For anyone's benefit: I was able to crawl under the car, remove the belly pan, and drop the old compressor through the bottom. I didn't have to jack up the car, just had to crawl around on the ground a bit. Also, I removed the windshield washer fluid reservoir and the headlight on the passenger side to be able to reach the receiver/dryer, which I replaced right before pulling a vacuum on the system.

SO: Before I put the used compressor in, I did remove as many lines as I could and flushed them with AC flush. Since I didn't see any metal particles and since the flush came out clear, I decided not to flush out the condenser or the evaporator. I know this was a risk, but I couldn't see how the flush would come out of the condenser or the evaporator so I was afraid I'd end up with flush solvent stuck in the system. Even though the vacuum would pull this out, I felt that IF there was metal in the system, flushing without recovering the solvent would not flush any particles out anyway, so I didn't do it. I just flushed the lines.

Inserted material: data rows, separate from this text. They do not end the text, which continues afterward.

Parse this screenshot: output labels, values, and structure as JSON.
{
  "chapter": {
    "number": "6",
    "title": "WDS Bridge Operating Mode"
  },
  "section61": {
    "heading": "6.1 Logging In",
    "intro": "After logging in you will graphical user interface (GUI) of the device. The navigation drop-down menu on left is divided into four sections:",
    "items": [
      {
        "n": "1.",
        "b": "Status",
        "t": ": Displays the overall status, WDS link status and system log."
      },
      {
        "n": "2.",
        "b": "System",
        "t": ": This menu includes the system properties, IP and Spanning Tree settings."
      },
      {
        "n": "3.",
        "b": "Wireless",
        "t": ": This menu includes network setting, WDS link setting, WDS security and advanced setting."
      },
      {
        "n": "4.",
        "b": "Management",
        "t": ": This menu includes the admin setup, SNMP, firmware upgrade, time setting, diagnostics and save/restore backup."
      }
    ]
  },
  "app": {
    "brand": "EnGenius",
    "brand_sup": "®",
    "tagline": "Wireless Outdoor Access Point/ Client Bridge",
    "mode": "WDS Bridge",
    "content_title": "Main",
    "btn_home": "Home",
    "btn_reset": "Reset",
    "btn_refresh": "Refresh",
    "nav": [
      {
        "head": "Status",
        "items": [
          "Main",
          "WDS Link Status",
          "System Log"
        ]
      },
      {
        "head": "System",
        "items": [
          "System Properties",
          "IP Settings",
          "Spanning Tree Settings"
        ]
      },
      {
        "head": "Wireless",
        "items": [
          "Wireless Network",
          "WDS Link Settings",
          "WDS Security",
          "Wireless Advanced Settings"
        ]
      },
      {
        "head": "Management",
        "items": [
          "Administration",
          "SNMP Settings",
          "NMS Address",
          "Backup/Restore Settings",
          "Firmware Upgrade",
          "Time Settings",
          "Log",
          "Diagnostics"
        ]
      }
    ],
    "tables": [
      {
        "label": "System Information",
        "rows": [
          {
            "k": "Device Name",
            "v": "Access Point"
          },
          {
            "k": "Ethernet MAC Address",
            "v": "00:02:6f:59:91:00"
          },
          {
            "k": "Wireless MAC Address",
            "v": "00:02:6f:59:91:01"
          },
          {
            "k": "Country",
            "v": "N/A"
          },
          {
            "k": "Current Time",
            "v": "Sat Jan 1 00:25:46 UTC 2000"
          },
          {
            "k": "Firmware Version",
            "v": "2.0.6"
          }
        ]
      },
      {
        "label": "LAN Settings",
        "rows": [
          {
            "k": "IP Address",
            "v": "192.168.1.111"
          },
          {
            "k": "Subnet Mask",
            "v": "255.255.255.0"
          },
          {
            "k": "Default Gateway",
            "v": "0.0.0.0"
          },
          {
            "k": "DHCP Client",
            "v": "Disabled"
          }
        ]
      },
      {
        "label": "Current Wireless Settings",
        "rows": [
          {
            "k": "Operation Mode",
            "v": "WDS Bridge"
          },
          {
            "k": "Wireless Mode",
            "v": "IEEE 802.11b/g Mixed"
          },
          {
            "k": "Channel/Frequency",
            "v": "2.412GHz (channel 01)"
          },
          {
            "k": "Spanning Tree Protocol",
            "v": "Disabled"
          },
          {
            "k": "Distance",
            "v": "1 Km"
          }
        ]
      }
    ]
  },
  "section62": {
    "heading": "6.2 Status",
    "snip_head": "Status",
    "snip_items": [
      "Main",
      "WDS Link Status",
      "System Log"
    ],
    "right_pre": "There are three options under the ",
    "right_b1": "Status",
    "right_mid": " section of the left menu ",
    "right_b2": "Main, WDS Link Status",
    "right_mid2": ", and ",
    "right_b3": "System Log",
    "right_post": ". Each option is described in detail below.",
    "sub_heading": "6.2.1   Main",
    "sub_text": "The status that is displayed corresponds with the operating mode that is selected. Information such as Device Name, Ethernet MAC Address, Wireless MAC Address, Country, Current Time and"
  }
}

Then, I put about half of an 8 oz bottle of PAG oil into the compressor, since there was already definitely oil inside it. I put it in, turned the clutch until I couldn't get anymore in. It is possible there are MORE than 8 oz of oil in the system now, so that's why I stopped adding after about 4 ounces.

Finally, I reconnected all lines, and the last thing I did was remove the caps on the new receiver and attach lines there. IMMEDIATELY after that, I pulled a vacuum on the system and left it on for more than 30 minutes. No leaks.

Charging:

Using a manifold gauge set, I charged the system with R134a. The compressor didn't come on at first, but did after a little while. I guess the sensors told it it was low on refrigerant.

Charging was tricky. The gauges said it was charged, but I wasn't getting cold air. It wouldn't take a full can (12 oz) and it took a couple days and a bucket of hot water to finally get 24 to 36 oz of refrigerant in there. I don't know the weight that went in, but the gauges are telling me it's got around 35 psi on low, around 150 or more on high side. I don't know the weight because .... let's just say I can't tell by weighing the cans. BUT:

The AC is blowing cold cold COLD!!!!!!!!!!

I realize there is a risk of it failing because I didn't do everything perfectly, but I promise to provide an update if it fails, and I'll probably provide an update if it doesn't fail too, just because I'm so happy that, right this minute, I have ICE COLD AC and saved more than a thousand dollars doing this myself.

Thanks for reading, feel free to tell me how dumb this was, but I'm just posting my experiences and thanking everyone for their help and input.